I’ve been spending more time with Zuntz’s textbooks, and I thought I would write some follow up thoughts (subsequent to this earlier post)
Firstly, over on this post from 2016 in Textkit (a surprisingly active forum, given how terrible its interface is. In fact, most forums should have gone the way of usenet. Much better architectures for discussion around. #sorry #sidetracked), are a very useful and interesting set of links. They include
- PDFs of the 3 volume German edition of the Griechsicher Lehrgang
- Some articles about Zuntz
- A few articles by Zuntz about other textbooks.
Reading these is very insightful. In particular, the obituary by Hengel linked at the top of the page is fascinating, and Zuntz’s comments in his article on Chase and Phillips. The picture that emerges in relation to his own text is dominated (in my perception) by (a) his commitment to original text, not made-up Greek, and (b) the very long gestation period it had. The text really did have a long period of development, the culmination of both his own considerable classics experience, and explicitly teaching. It is somewhat ironic that it had to come out in Germany first, given his life as a scholar in England.
I have mixed feelings about the insistence upon ‘original’ Greek. On the one hand, this is commendable because Greek students (and in particular Greek students, I would say, compared to other languages I work with) often have a tough time transitioning from ‘textbook’ Greek to real texts. So, exposure to real ‘artefacts’ of the language, early, with minimal adaption, is fantastic.

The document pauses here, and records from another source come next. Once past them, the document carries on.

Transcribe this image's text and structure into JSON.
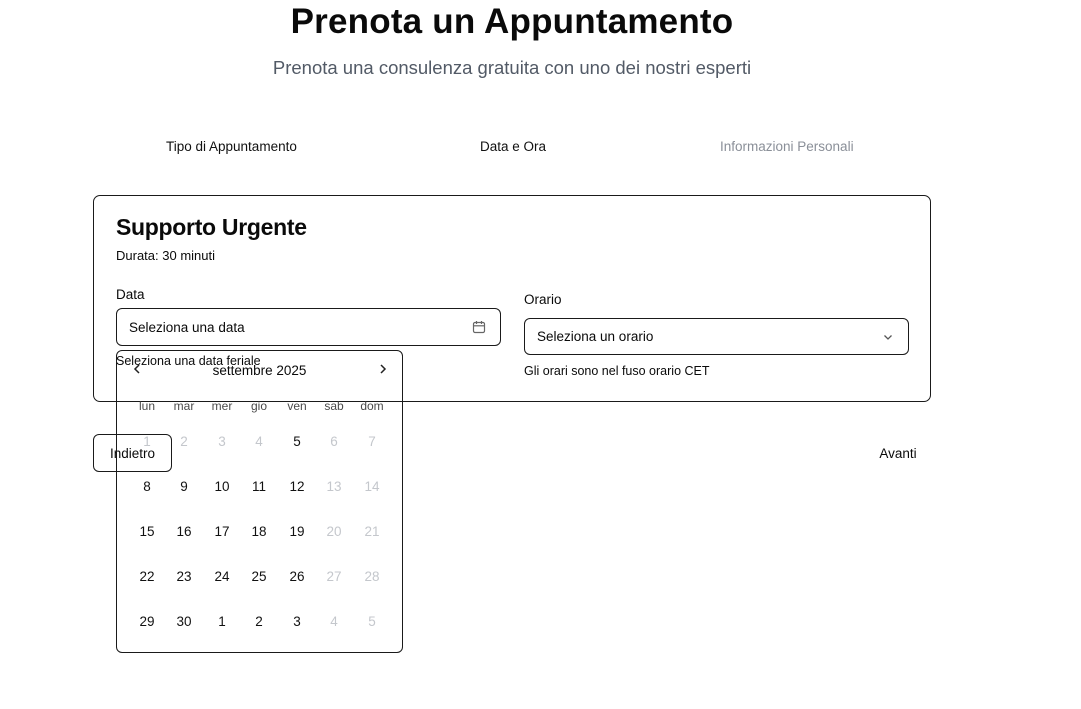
{
  "header": {
    "title": "Prenota un Appuntamento",
    "subtitle": "Prenota una consulenza gratuita con uno dei nostri esperti"
  },
  "steps": [
    {
      "label": "Tipo di Appuntamento",
      "state": "done"
    },
    {
      "label": "Data e Ora",
      "state": "active"
    },
    {
      "label": "Informazioni Personali",
      "state": "upcoming"
    }
  ],
  "card": {
    "title": "Supporto Urgente",
    "duration": "Durata: 30 minuti",
    "date_label": "Data",
    "date_placeholder": "Seleziona una data",
    "date_hint": "Seleziona una data feriale",
    "time_label": "Orario",
    "time_placeholder": "Seleziona un orario",
    "time_hint": "Gli orari sono nel fuso orario CET"
  },
  "nav": {
    "back": "Indietro",
    "next": "Avanti"
  },
  "calendar": {
    "month": "settembre 2025",
    "weekdays": [
      "lun",
      "mar",
      "mer",
      "gio",
      "ven",
      "sab",
      "dom"
    ],
    "weeks": [
      [
        {
          "d": "1",
          "off": true
        },
        {
          "d": "2",
          "off": true
        },
        {
          "d": "3",
          "off": true
        },
        {
          "d": "4",
          "off": true
        },
        {
          "d": "5",
          "off": false
        },
        {
          "d": "6",
          "off": true
        },
        {
          "d": "7",
          "off": true
        }
      ],
      [
        {
          "d": "8",
          "off": false
        },
        {
          "d": "9",
          "off": false
        },
        {
          "d": "10",
          "off": false
        },
        {
          "d": "11",
          "off": false
        },
        {
          "d": "12",
          "off": false
        },
        {
          "d": "13",
          "off": true
        },
        {
          "d": "14",
          "off": true
        }
      ],
      [
        {
          "d": "15",
          "off": false
        },
        {
          "d": "16",
          "off": false
        },
        {
          "d": "17",
          "off": false
        },
        {
          "d": "18",
          "off": false
        },
        {
          "d": "19",
          "off": false
        },
        {
          "d": "20",
          "off": true
        },
        {
          "d": "21",
          "off": true
        }
      ],
      [
        {
          "d": "22",
          "off": false
        },
        {
          "d": "23",
          "off": false
        },
        {
          "d": "24",
          "off": false
        },
        {
          "d": "25",
          "off": false
        },
        {
          "d": "26",
          "off": false
        },
        {
          "d": "27",
          "off": true
        },
        {
          "d": "28",
          "off": true
        }
      ],
      [
        {
          "d": "29",
          "off": false
        },
        {
          "d": "30",
          "off": false
        },
        {
          "d": "1",
          "off": false
        },
        {
          "d": "2",
          "off": false
        },
        {
          "d": "3",
          "off": false
        },
        {
          "d": "4",
          "off": true
        },
        {
          "d": "5",
          "off": true
        }
      ]
    ]
  },
  "colors": {
    "text": "#0a0a0a",
    "muted_text": "#8a8f98",
    "disabled_day": "#c4c7cc",
    "border": "#1a1a1a"
  },
  "icons": {
    "date_field": "calendar-icon",
    "time_field": "chevron-down-icon",
    "prev_month": "chevron-left-icon",
    "next_month": "chevron-right-icon"
  }
}
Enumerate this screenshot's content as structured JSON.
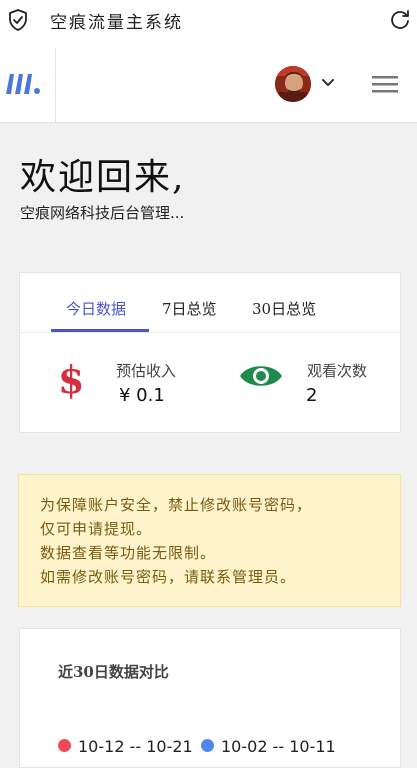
{
  "titlebar": {
    "title": "空痕流量主系统",
    "shield_icon": "shield-check-icon",
    "refresh_icon": "refresh-icon"
  },
  "navbar": {
    "logo_icon": "brand-logo-icon",
    "avatar_icon": "user-avatar",
    "dropdown_icon": "chevron-down-icon",
    "menu_icon": "hamburger-menu-icon"
  },
  "hero": {
    "welcome": "欢迎回来,",
    "subtitle": "空痕网络科技后台管理..."
  },
  "stats": {
    "tabs": [
      {
        "label": "今日数据",
        "active": true
      },
      {
        "label": "7日总览",
        "active": false
      },
      {
        "label": "30日总览",
        "active": false
      }
    ],
    "income": {
      "icon": "dollar-icon",
      "label": "预估收入",
      "value": "¥  0.1",
      "color": "#d32f3f"
    },
    "views": {
      "icon": "eye-icon",
      "label": "观看次数",
      "value": "2",
      "color": "#1e8a4c"
    },
    "accent_color": "#4a55c9"
  },
  "notice": {
    "lines": [
      "为保障账户安全，禁止修改账号密码，",
      "仅可申请提现。",
      "数据查看等功能无限制。",
      "如需修改账号密码，请联系管理员。"
    ]
  },
  "compare": {
    "title": "近30日数据对比",
    "legend": [
      {
        "label": "10-12 -- 10-21",
        "color": "#ef4b55"
      },
      {
        "label": "10-02 -- 10-11",
        "color": "#4f87ee"
      }
    ]
  }
}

On the other, there is nothing wrong with Greek written by those who weren’t, e.g., 5th century BCE Athenians. And there’s no linguistic reason ipso facto that contemporary speakers/writers couldn’t/can’t write ‘genuine’ Greek, if we mean Greek texts free from solecisms and barbarisms. Indeed, if a comprehensible input approach is to be taken, this is absolutely necessary.
Which is one reason why that textkit poster, rmedinap, has really hit upon something in suggesting Zuntz and Italian Athenaze as a paired resource. They don’t seem like a natural pair, but they are the two best resources for Greek students ‘on the market’, even though they are not really on most people’s ‘market’ at all.
Zuntz in English is very difficult to obtain, except through libraries. One can use the German text, but not without (a) German, or (b) help. Similarly, It. Athenaze must be ordered from Italy (at least easier these days), and also requires either (c) Italian, or (d) help. For English language monoglots, it’s difficult to access one, let alone both, of these resources.
A few more comments about Zuntz in particular. Zuntz has some other features that are commendable:
- Zuntz provides a philologist’s cornucopia of information about how forms derive. This includes the presence of digamma, and how its loss affected word formation. It also includes a lot of other ‘letter dropped out’ changes. This in particular helps students go from Attic to Homeric, because Homeric is so often the uncontracted forms.
- Zuntz’s exercise section is frustratingly brilliant. Exercises for each lesson include both the skeleton structure of oral Q&A work, as well as oral drills, adaptable for a communicative approach, and old-school parse the heck out of this, write out some paradigms, and re-translate sentences back into Greek.
- Zuntz also includes an anthology of easy texts for use later in the course/after the lessons.
- Zuntz doesn’t neglect poetry, and includes poetic texts throughout the lessons.
Less helpful, perhaps:
- That in the print versions, the vocabulary is in the same volume as the text. Since the text is not graded to inculcate vocabulary, either a lot of page-turning needs to be done, or else some other work around.
So, yes, get Zuntz. Get the German and work around that difficulty if you must. It is well worth the effort.